De acordo com o relatório, o grupo cometeu corrupção ativa, passiva, lavagem de dinheiro, fraude em licitação, evasão de divisas, entre outros crimes. Estão ainda na lista de investigados o ex-ministro Geddel Vieira Lima, preso novamente na semana passada no âmbito da operação Cui Bono, depois que R$ 51 milhões atribuídos a ele foram encontrados em um apartamento em Salvador.

A investigação inclui ainda o deputado cassado Eduardo Cunha, preso em Curitiba pela operação Lava jato e o ex-ministro do Turismo Henrique Eduardo Alves, preso na operação que investiga corrupção na construção da Arena das Dunas, em Natal. Em nota, a Secretaria de Imprensa da Presidência afirmou que o “presidente Michel Temer não participou e nem participa de nenhuma quadrilha, como foi publicado pela imprensa, deste 11 de setembro. O Presidente tampouco fez parte de qualquer “estrutura com o objetivo de obter, direta ou indiretamente, vantagens indevidas em órgãos da administração pública”.

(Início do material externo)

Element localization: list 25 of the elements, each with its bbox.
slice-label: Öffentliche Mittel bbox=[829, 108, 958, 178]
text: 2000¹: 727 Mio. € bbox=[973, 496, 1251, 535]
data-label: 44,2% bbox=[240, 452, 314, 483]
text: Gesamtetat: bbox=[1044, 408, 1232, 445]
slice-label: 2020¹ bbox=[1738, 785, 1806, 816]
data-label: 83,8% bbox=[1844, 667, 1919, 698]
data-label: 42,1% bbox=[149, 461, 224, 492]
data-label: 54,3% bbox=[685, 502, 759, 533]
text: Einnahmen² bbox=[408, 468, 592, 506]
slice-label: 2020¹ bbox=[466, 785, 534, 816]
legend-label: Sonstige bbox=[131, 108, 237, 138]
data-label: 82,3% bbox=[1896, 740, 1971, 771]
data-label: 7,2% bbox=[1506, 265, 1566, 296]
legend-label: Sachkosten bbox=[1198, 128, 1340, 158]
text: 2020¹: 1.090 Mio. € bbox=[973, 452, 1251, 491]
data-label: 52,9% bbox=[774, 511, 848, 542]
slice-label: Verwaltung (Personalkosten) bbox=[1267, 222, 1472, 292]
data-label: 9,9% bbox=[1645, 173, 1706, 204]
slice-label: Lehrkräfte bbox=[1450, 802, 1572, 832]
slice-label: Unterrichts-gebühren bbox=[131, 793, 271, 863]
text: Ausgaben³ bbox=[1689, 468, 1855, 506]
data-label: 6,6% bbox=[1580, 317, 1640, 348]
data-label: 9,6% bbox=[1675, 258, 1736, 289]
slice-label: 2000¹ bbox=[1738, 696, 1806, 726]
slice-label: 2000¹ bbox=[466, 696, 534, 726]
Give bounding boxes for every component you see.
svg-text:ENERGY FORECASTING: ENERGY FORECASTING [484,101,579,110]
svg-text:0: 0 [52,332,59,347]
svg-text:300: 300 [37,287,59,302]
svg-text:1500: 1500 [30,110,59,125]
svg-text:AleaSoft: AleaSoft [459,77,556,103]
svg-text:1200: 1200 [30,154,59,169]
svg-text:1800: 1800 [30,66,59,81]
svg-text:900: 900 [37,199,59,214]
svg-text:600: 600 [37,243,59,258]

O texto ainda afirma que as acusações são “insinuações descabidas”, vazadas para “tentar denegrir a honra e a imagem pública” do presidente antes mesmo de serem apreciadas pela Justiça. Em outra nota, “o ministro da Casa Civil, Eliseu Padilha, informa que só irá se pronunciar quando e se houver acusação formal contra ele que mereça resposta”. Moreira Franco respondeu à Reuters afirmando que “jamais” participou de qualquer grupo para a prática do ilícito. “Repudio a suspeita. Responderei de forma conclusiva quando tiver acesso ao relatório do inquérito. Lamento que tenha que falar sobre o que ainda não conheço. Isto não é democrático”, afirmou.